Video by Joe O'Neill
Tony Mestres ’92 had 12 years of philanthropic experience to call on when he made a career change from high-tech executive to nonprofit president and CEO. He says his Dickinson education not only gave him the knowledge and skills to succeed across fields, but also the mindset to lead one of the largest community foundations in the nation.
A history major at Dickinson, Mestres launched a career in sales, management, marketing and business development, moving from BellSouth Mobile Enterprises to The Walter Group before finding a home at Microsoft in 1999. He was promoted eight times during his 12-year tenure with the iconic global technology company, ultimately serving as vice president/general manager of Microsoft’s partner and channel marketing. All the while, he also gave back to his community as partner and board member of Social Venture Partners, a 500-member organization that cultivates effective philanthropists, and as board president of Kindering, a nonprofit organization serving children with special needs and their families.

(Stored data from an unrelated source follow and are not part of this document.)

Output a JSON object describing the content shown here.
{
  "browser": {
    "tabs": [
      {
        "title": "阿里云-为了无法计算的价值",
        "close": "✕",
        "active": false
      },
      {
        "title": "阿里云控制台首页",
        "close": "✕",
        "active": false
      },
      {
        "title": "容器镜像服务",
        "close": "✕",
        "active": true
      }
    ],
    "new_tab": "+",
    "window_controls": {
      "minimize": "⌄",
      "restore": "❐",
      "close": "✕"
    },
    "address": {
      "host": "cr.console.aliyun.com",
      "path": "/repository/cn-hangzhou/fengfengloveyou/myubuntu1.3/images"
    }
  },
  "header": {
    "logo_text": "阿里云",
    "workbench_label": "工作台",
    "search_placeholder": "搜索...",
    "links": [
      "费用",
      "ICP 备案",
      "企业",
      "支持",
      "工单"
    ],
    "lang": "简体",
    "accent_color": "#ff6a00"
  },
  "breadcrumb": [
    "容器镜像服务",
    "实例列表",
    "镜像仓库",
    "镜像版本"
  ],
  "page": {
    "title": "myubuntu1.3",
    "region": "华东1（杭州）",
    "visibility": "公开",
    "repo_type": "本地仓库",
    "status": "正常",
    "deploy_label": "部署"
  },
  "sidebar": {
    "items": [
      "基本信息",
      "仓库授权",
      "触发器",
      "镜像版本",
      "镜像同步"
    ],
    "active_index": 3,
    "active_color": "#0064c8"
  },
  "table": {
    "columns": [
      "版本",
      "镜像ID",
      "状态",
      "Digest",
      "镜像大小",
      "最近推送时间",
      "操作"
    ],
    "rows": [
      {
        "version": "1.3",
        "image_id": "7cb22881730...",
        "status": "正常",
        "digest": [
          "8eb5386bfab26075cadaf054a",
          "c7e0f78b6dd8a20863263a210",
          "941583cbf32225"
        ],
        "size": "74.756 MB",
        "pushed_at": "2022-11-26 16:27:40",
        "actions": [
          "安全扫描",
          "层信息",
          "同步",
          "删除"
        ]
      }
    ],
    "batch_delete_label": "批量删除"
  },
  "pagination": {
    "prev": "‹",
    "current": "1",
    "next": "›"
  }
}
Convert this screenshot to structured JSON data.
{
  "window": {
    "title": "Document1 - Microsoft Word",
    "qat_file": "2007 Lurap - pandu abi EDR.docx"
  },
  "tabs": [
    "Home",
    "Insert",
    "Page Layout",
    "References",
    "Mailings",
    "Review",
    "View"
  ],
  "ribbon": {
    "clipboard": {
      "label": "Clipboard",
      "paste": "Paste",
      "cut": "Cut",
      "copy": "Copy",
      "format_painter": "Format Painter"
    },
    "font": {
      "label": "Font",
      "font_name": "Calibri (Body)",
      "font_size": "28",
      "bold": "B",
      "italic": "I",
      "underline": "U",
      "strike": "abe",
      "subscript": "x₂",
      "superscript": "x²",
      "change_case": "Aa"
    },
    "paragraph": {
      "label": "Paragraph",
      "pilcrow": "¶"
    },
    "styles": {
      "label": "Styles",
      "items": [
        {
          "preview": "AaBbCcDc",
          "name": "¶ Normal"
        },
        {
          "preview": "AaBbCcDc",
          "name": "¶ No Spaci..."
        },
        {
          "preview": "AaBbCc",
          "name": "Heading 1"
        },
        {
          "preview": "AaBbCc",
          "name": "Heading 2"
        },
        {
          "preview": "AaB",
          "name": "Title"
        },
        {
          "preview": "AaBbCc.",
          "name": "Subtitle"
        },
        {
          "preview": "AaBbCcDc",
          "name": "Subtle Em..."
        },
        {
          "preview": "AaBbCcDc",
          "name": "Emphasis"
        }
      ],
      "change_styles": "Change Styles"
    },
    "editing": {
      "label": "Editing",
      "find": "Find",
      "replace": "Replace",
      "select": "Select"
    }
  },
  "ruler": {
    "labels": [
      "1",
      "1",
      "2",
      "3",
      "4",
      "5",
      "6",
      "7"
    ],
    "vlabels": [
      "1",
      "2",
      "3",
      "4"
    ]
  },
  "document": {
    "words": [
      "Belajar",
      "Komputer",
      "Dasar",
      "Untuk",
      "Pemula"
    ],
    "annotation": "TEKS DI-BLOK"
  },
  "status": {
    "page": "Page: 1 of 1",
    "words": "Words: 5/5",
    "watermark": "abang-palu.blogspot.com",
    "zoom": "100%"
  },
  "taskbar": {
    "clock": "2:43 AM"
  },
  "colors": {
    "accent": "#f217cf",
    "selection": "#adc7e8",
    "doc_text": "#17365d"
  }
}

Those philanthropic experiences paved the way for Mestres’ 2014 transition from tech and communications to nonprofit leadership. Mestres is now the president and CEO of the Seattle Foundation, which serves 1,200 families, businesses and nonprofits and oversees the investment of $100 million in charitable grants annually. He also continues to serve on the board of several other nonprofits.
Reflecting on his path so far, Mestres recalls what he learned as a history major and student volunteer that shaped his worldview. “Working with people toward a common end is really, fundamentally, something I learned at Dickinson,” he says. “Dickinson provided me with a deep understanding of the importance of roots and relationships in community.”